Seeing my kids suffer, knowing how privileged we are that their only scarcity is companionship, makes me question my own choices. As I listen to the voices next door, I worry. Are we overreacting? Will we look back on this as a time that we hurt our children needlessly? Or, is the cost of overreacting cheaper than the price of potential recklessness? And what lessons are we teaching our children when we disregard our social duty to protect the vulnerable out of dislike for inconvenience? I don’t want my daughter to learn that her wish to see a friend is more important than the life of that friend’s grandmother, or the grandmother of the stranger that she randomly passed on the way to her friends’ house. More broadly, I want my children to appreciate that we live in a communal society, and just as we should expect to find joy, inspiration, and security in our community, we have an equal obligation to take care of each other.

I want my work place and my community to fulfill their obligations, and keep health workers safe by providing proper PPE, testing, and social distancing. Uncertainty is personally frightening, but it also pierces the larger awareness of systemic abandonment that many psychiatric health care workers already see our patients facing.

Whether or not we are in a pandemic, psychiatric patients survive childhood rape, neglect, and poverty; they live with homelessness and are assaulted over a damp bag of weed; they may believe their neighbors are poisoning them or that the mob is chasing them or that they cannot eat because a disgruntled deity has forbidden it. We care for patients tangled in social “safety nets” that have not caught them, nor the family members who came before them.
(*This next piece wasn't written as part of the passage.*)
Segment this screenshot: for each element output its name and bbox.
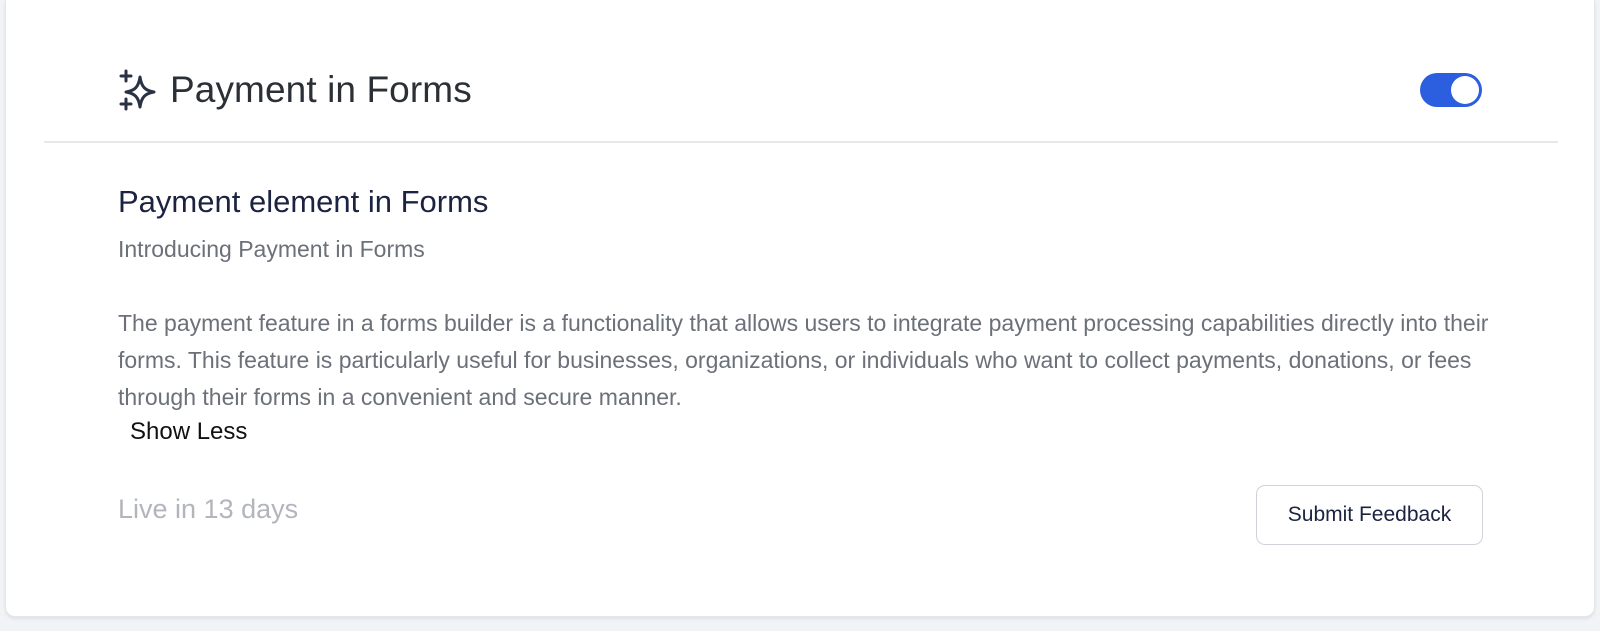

At my workplace there is colorful talk about our federal government’s mangled response to the COVID-19 crisis through delayed recognition, faulty information, and frequent rejection of science. But lack of trustworthy leadership in a crisis does not feel new. Many mental health workers, patients, and their families have already seen the government failing: when our patients sleep on the streets, when they are killed by cops, when they experience preventable diseases, or when their life’s possibilities disintegrate with a diagnosis because we still don’t have robust social support systems for people living with mental illness.

There is real grief in this. At the end of the work day, or sitting on the steps listening to someone else’s quarantine party, that’s what I’d name this hard sternal mass: grief.
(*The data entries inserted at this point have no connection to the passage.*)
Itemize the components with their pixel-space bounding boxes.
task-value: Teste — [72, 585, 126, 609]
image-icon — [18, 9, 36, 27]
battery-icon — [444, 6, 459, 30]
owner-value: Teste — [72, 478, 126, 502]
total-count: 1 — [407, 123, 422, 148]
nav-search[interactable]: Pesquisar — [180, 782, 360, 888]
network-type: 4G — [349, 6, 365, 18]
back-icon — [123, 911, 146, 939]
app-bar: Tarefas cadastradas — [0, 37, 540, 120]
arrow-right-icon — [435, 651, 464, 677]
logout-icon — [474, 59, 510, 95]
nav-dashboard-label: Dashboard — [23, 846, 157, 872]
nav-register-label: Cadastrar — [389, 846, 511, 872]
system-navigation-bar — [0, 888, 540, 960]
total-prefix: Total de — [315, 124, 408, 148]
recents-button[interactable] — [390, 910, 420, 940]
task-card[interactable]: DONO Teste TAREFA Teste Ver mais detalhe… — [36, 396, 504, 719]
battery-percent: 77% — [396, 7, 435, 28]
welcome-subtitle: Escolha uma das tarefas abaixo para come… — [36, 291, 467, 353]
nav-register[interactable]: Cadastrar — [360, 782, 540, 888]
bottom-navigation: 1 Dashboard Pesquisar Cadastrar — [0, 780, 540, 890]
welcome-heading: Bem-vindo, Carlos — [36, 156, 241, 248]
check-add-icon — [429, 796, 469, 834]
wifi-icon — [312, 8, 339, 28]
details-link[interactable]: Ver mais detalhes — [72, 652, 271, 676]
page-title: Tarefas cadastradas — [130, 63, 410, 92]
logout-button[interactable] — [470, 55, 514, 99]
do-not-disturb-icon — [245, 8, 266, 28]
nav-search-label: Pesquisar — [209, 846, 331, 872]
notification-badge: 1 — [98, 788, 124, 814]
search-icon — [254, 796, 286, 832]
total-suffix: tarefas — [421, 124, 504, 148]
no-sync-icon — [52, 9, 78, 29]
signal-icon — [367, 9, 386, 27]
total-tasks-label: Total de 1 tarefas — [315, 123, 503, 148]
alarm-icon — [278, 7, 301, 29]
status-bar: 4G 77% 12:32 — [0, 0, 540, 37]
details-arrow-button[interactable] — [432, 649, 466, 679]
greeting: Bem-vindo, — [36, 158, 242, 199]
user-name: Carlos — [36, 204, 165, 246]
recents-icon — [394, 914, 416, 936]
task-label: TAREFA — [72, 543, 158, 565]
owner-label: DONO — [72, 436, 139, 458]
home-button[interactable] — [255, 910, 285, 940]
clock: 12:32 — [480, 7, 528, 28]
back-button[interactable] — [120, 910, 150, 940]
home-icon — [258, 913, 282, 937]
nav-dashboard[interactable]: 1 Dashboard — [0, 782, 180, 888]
How does one work in the service of restoring health within this sick system? What does it mean to be a nurse whose patients leave, only to return sicker because Oregon is in a meth epidemic and many care facilities can’t provide treatment for addiction, or because the patient was discharged to the streets and never took their medications? Or when you begin treating your patients’ children, who arrive equally crippled by in-utero drug exposure and poverty? What does it mean to teach your own children to follow a social contract when one is no longer recognized? It feels far lonelier than COVID’s quarantine; it is grief for a fractured country, failed leadership, for our own communities’ insufficiencies.

The pain I feel listening to my neighbor’s party on a beautiful May morning is of an almost existential isolation, of feeling far from the fires of other hominid cave dwellers, cold without the commingled breathing of my pack. When my family, with other Portlanders, ring bells and shout Thank you to essential workers at 7:00 p.m., my voice always breaks. Instead of bells and banging pots I wish we were all howling, brokenhearted, huge, and together.

Rebecca Pelton is a nurse at an acute-care psychiatric hospital in Portland, Oregon, where she lives with her family.